Amazon's Cloud Prices Slashed for the 19th Time


Amazon's Cloud Prices Slashed for the 19th Time

Bangalore: In 2006, Amazon started offering IT infrastructure services known as Amazon web Services (AWS) to businesses in the form of web services  now commonly known as cloud computing. Since then the company has cut AWS prices for the 19th time in six years in an attempt to shrug off competition from other key players like Microsoft Azure and Rackspace.

"AWS works hard to lower our costs so that we can pass those savings back to our customers," the company said in a blog post late Monday. "We look to reduce hardware costs, improve operational efficiencies, lower power consumption and innovate in many other areas of our business so we can be more efficient."

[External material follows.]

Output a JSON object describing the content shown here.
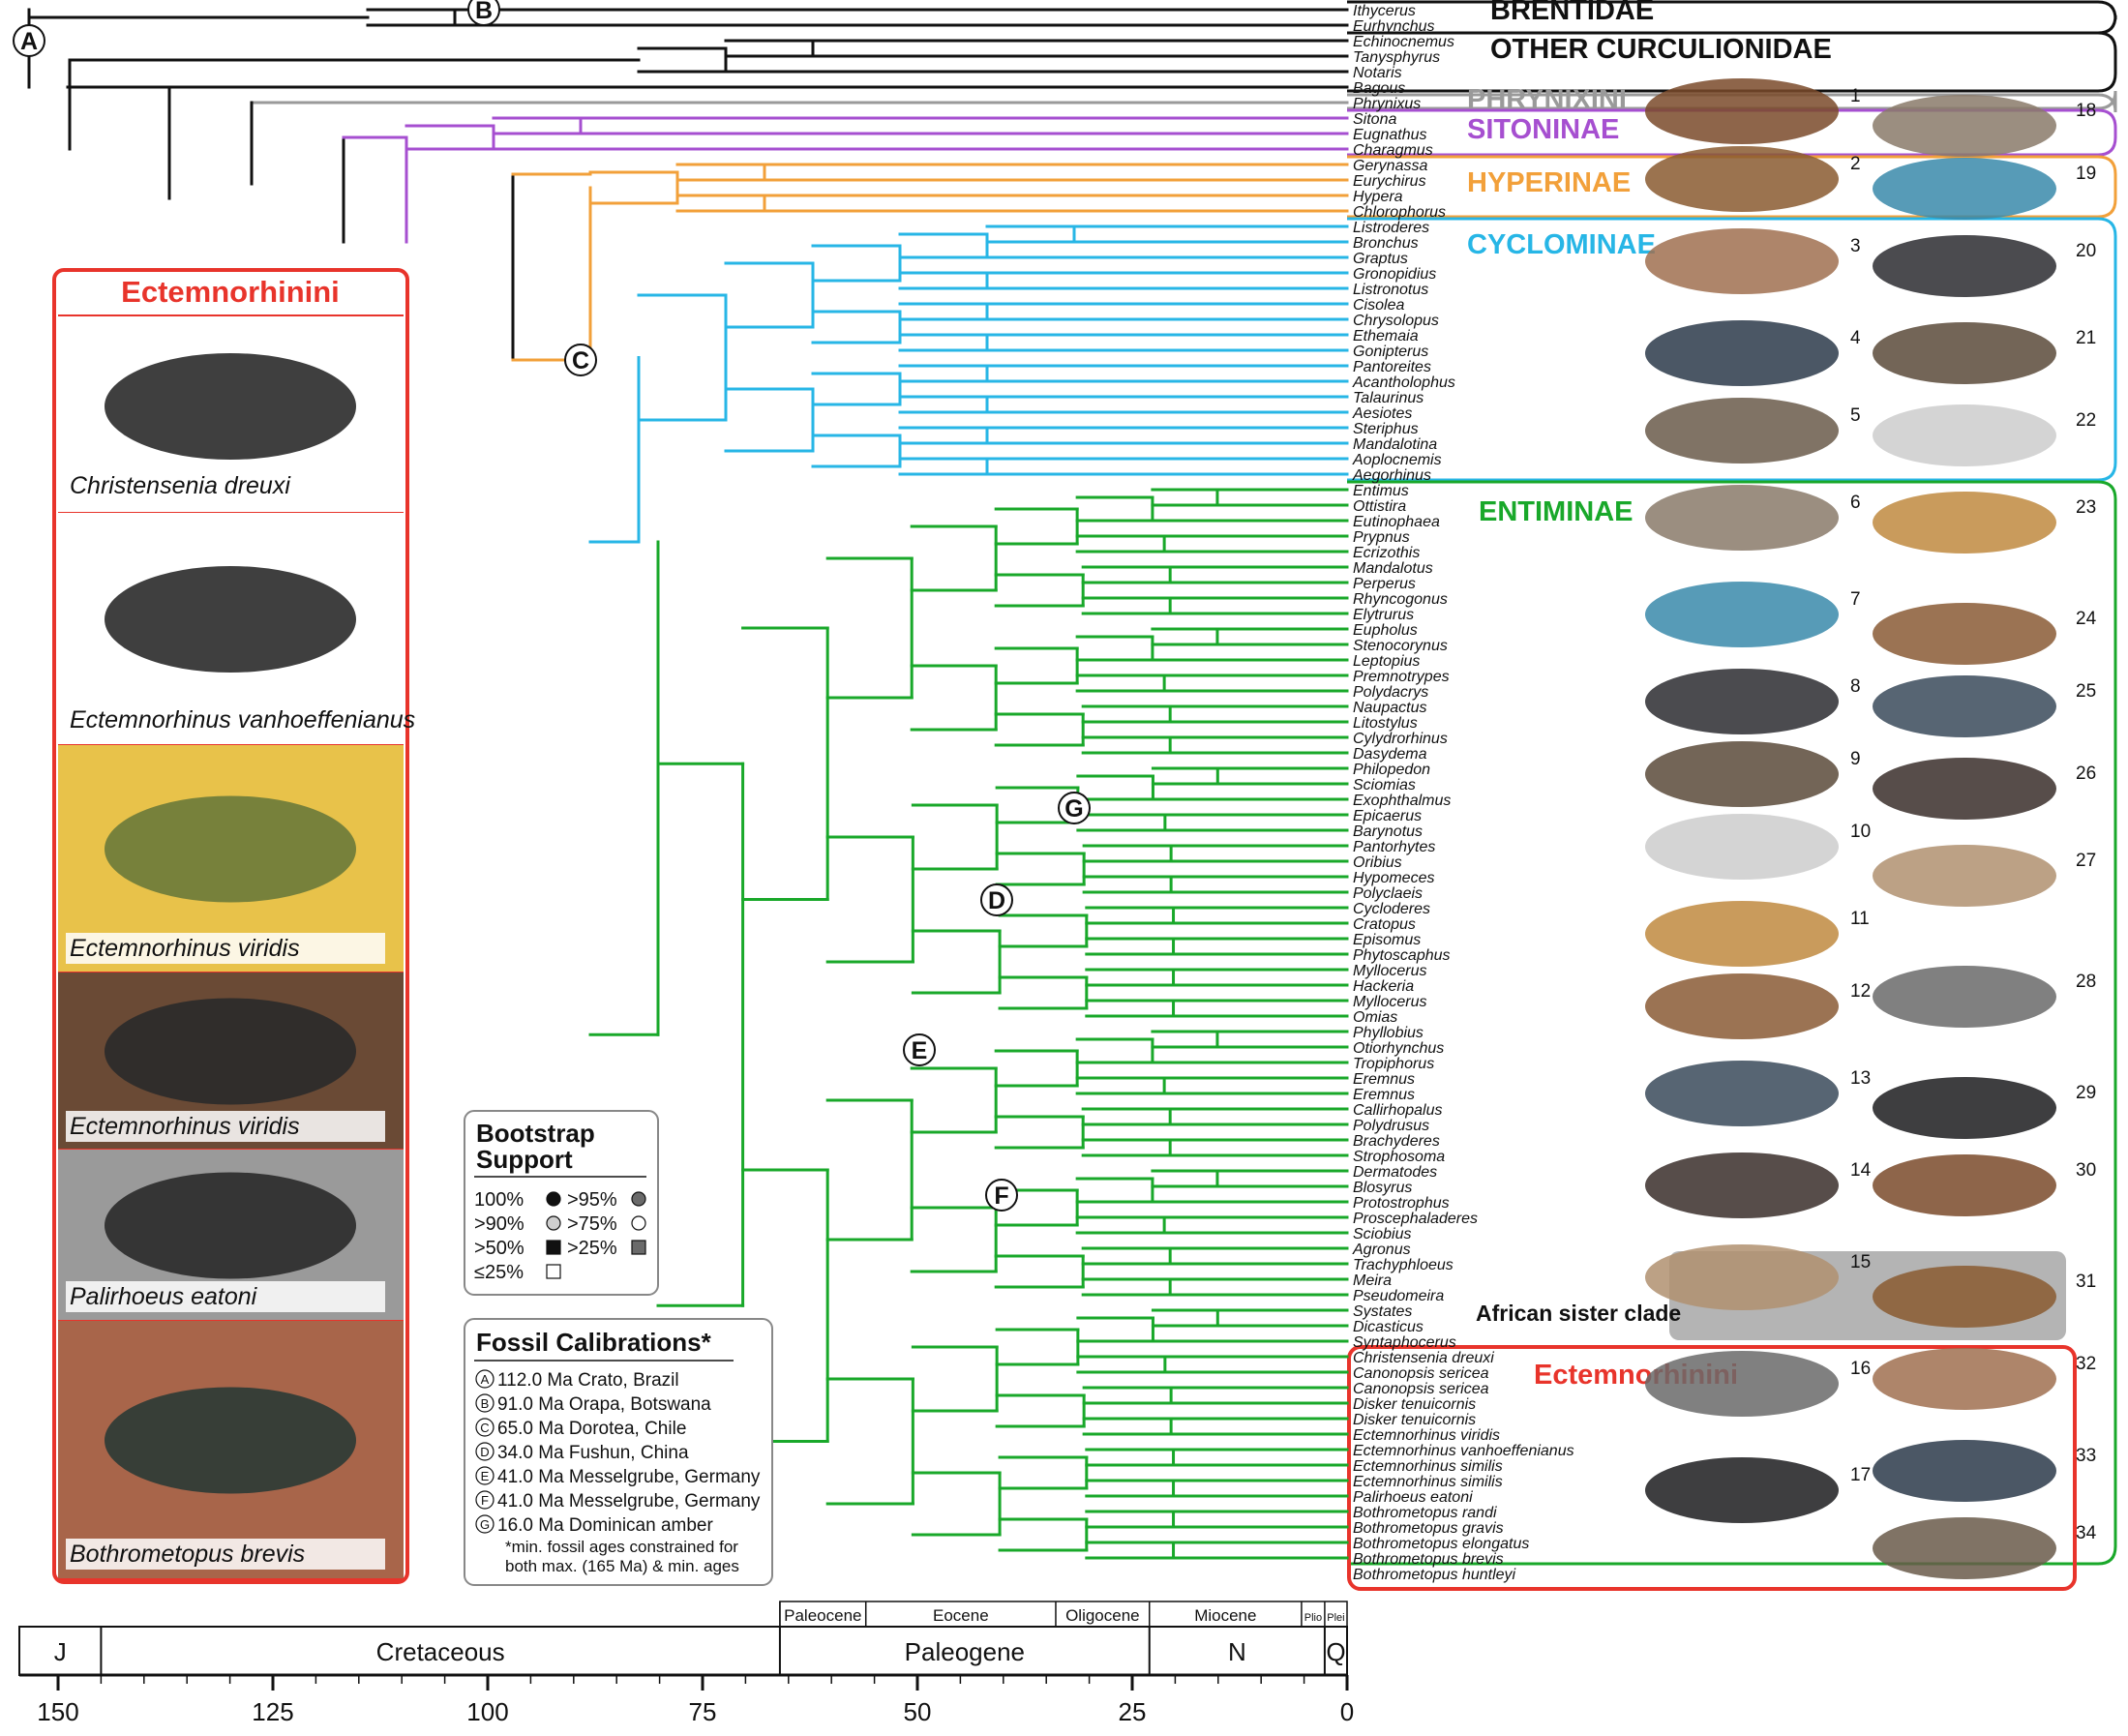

The company also mentioned that the initiative of cost cutting has resulted in a "significant price decrease" for Amazon's Elastic Compute Cloud (EC2), ElastiCache, Relational Database Service (RDS), and Elastic Map Reduce reports Chris Kanaracus in pcworld.com

The price reduction will vary depending on geographic region, with price for EC2 Reserved Instances dropping up to 37 percent and On-demand pricing will see a more modest cut of up to 10 percent. While Amazon, like other cloud infrastructure service providers, allows users to purchase computing power by the hour, it also offers Reserved Instances, wherein customers who opt paying for a longer fixed term in return get an advantage of lower pricing. Meanwhile, costs of new reserved Instances of Amazon RDS, which provides a scalable relational database powered by either MySQL or Oracle, will drop up to 42 percent.

The company recently made an announcement targeting large enterprises  "One misperception we sometimes hear is that while EC2 is a phenomenal deal for smaller businesses, the cost benefit may diminish for large customers who achieve scale," the blog states. In fact, "those who take the time to rigorously run the numbers see significant cost advantages in using EC2 regardless of the size of their operations."

"In order to determine what tier you qualify for, you add up all of the upfront Reserved Instance payments for any Reserved Instances that you own," says the company. “If you own more than $250,000 of Reserved Instances, you qualify for a 10% discount on any additional Reserved Instances you buy (that discount applies to both the upfront and the usage prices). If you own more than $2 Million of Reserved Instances, you qualify for a 20% discount on any new Reserved Instances you buy."